Elizabeth kissed him, a little absently, on the tip of the nose. ‘You’ve still got a lot to learn about me, my precious. Didn’t you know that my first books were works of popular criminology? I’m generally supposed to understand something about the subject.’
‘And do you?’
‘Yes,’ said Elizabeth. ‘I do … Unfortunately it’ll involve a certain amount of gadding about, and I shall have to settle down with Who’s Who and write a lot of tiresome letters tomorrow morning.
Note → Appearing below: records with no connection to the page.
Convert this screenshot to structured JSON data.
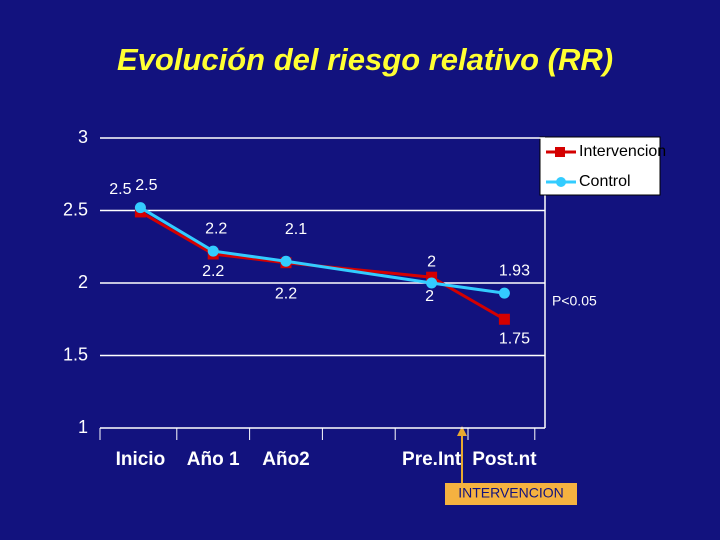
{
  "chart_data": {
    "type": "line",
    "title": "Evolución del riesgo relativo (RR)",
    "categories": [
      "Inicio",
      "Año 1",
      "Año2",
      "Pre.Int",
      "Post.nt"
    ],
    "series": [
      {
        "name": "Intervencion",
        "color": "#d40000",
        "values": [
          2.49,
          2.2,
          2.14,
          2.04,
          1.75
        ],
        "value_labels": [
          "2.5",
          "2.2",
          "2.1",
          "2",
          "1.75"
        ]
      },
      {
        "name": "Control",
        "color": "#33ccff",
        "values": [
          2.52,
          2.22,
          2.15,
          2.0,
          1.93
        ],
        "value_labels": [
          "2.5",
          "2.2",
          "2.2",
          "2",
          "1.93"
        ]
      }
    ],
    "ylim": [
      1,
      3
    ],
    "yticks": [
      1,
      1.5,
      2,
      2.5,
      3
    ],
    "grid": true,
    "legend": "upper right",
    "annotations": [
      "P<0.05",
      "INTERVENCION"
    ]
  }
}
Do you know any private detectives?’
‘There’s one.’ Adam spoke rather dubiously. ‘A man called Fen.’
‘I remember. There was some business about a toyshop, before the war. Where does he live?’
‘In Oxford. He’s Professor of English there.’
‘You must give me an introduction.’
‘He’s very unpredictable,’ said Adam, ‘in some ways. Are you in a hurry with these articles?’
‘Not specially.’
‘Well,’ said Adam, ‘there’s this Oxford production of Meistersinger in the new year. If it suits you, we’ll get hold of him then.’